# Chicago Investment Group Buys 1,800 acres near Mott, ND



## prairie hunter (Mar 13, 2002)

Story Line: Chicago Tribune. Date 3/01/2005

An investment group from Chicago, IL, has purchased about 3 sections of land near Mott, ND.

They plan to build a lodge and enjoy wild pheasant hunting all fall long.

The president of the investment holding group was asked what they would do if they lost their CRP payments or access to their hunting rights were reduced or eliminated by ND laws. His response was they would build an incinerator and landfill for waste.

There is a big need for landfills closer to Illinois and Indiana. Not all of these materials need to go to the Indian Reservation land fills in Nevada.

He is quoted on saying the land is already perk tested for the landfill. Incinerator would need government approval, but the number of jobs brought into the state would likely get this resolution passed too.

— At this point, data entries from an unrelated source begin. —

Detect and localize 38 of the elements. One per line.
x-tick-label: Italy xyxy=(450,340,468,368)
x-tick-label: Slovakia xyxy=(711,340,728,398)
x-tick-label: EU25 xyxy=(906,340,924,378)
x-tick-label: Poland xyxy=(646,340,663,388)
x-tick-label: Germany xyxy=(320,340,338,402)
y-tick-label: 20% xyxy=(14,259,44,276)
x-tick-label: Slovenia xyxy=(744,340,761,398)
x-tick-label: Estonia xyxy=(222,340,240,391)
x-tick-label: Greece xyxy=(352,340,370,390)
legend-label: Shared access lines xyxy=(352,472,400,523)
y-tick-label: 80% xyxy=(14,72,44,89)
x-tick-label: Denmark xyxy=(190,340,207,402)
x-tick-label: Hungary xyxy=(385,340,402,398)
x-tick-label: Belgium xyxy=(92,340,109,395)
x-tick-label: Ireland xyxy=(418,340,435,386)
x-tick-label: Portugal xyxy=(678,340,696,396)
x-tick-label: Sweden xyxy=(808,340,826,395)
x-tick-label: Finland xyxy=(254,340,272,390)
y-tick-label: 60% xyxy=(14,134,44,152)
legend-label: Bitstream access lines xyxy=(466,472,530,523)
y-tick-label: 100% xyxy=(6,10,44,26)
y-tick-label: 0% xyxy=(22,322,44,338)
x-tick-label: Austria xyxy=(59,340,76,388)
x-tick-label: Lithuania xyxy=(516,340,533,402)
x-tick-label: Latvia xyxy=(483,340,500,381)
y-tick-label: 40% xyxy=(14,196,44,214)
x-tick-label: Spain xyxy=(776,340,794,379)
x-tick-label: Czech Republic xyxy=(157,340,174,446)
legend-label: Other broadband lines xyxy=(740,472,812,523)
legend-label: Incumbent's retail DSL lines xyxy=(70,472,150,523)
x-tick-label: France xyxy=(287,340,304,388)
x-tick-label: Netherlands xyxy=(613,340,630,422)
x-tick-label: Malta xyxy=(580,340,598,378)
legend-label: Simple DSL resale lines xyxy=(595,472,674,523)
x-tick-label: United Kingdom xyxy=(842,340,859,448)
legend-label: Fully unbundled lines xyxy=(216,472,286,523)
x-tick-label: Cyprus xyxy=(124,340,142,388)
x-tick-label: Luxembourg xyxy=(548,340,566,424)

[ This Message was edited by: Prairie hunter on 2002-03-25 14:40 ]


----------



## prairie hunter (Mar 13, 2002)

SORRY CHRIS AND ERIC. THIS POST IS A HOAX. BEFORE ANYONE GETS CARRIED AWAY AND STARTS CALLING CITY GOVERNMENTS - THIS POST IS A HOAX.

My point was there are worse things out there than leasing land for pheasants. Cheap land can be used for a lot of bad things. I would hate to see ND become a dumping ground. I am currently a NR but ND runs deep in blood. I will never be part of any investment group buying hunting land in ND. Hate to see it going that way.

How do you change this without limiting the income of a retiring SW ND farmer ??

Yes, the young guy trying to buy land to farm or ranch in SW ND now competes with these large investment holding companies buying land for hunting access.

BUT the current farmer who owns a section of land that just got $500/acre instead of $100/acre just provided well for himself, his wife, and the children in his estate. A matter of who owns what and when.

Many ranchers in SW ND prefer to rent pasture anyway.

SO AGAIN - I APOLOGIZE FOR THE MISLEADING POST. HOPEFULLY MY POINT WAS MADE. REMOVE IT IF YOU MUST - I WOULD UNDERSTAND.


----------



## Fetch (Mar 1, 2002)

You can go in & edit it to read something else. I many times go back & edit things - to make sense - or clear up what I was trying to say.

These sites are alot of things to alot of people. I like the basic rules of try & attack ideas - not individuals. Heated debate is part of life. If someone is just plain being a jerk ??? - then we will deal with it. ( I have not sensed that at all) So far this is the politest / nicest / bunch of hunters, I have ever associated with :grin:

Learn to use the smilies to be sarcastic - or mad or joking etc. (there are a few missing ???) eace:

[ This Message was edited by: Fetch on 2002-03-25 17:19 ]


----------



## Eric Hustad (Feb 25, 2002)

The way it's been going it wouldn't surprise me if someone out in SW ND sold their land to be used as a waste site. If guys are selling land to people who just use it to hunt then everyone out there loses because payments flow out of state. I know people in SW ND are good people, I just like to give those who tie up the land with fee hunting a hard time. What surprises me is some of these people came all the way to Casselton to tell me that things are tough. I guess I could really care. IF I showed up in Mott and tried to raise money for struggling home owners in Fargo what would people there say?? oke:


----------



## TXNNODAK (Apr 22, 2002)

Although I am not a full fleged resident of ND I believe this is the best place to hunt and fish. I am originally from TX where hunting leases are a big thing. Personally I am a big enemy of hunting leases it has gotten to where when I go home to hunt I am restricted to about 40 acres of decent woods to hunt in. All of the land that used to be available for me to hunt on has been leased to large groups from Houston and Dallas. This is something I do not want to see happen to ND.


----------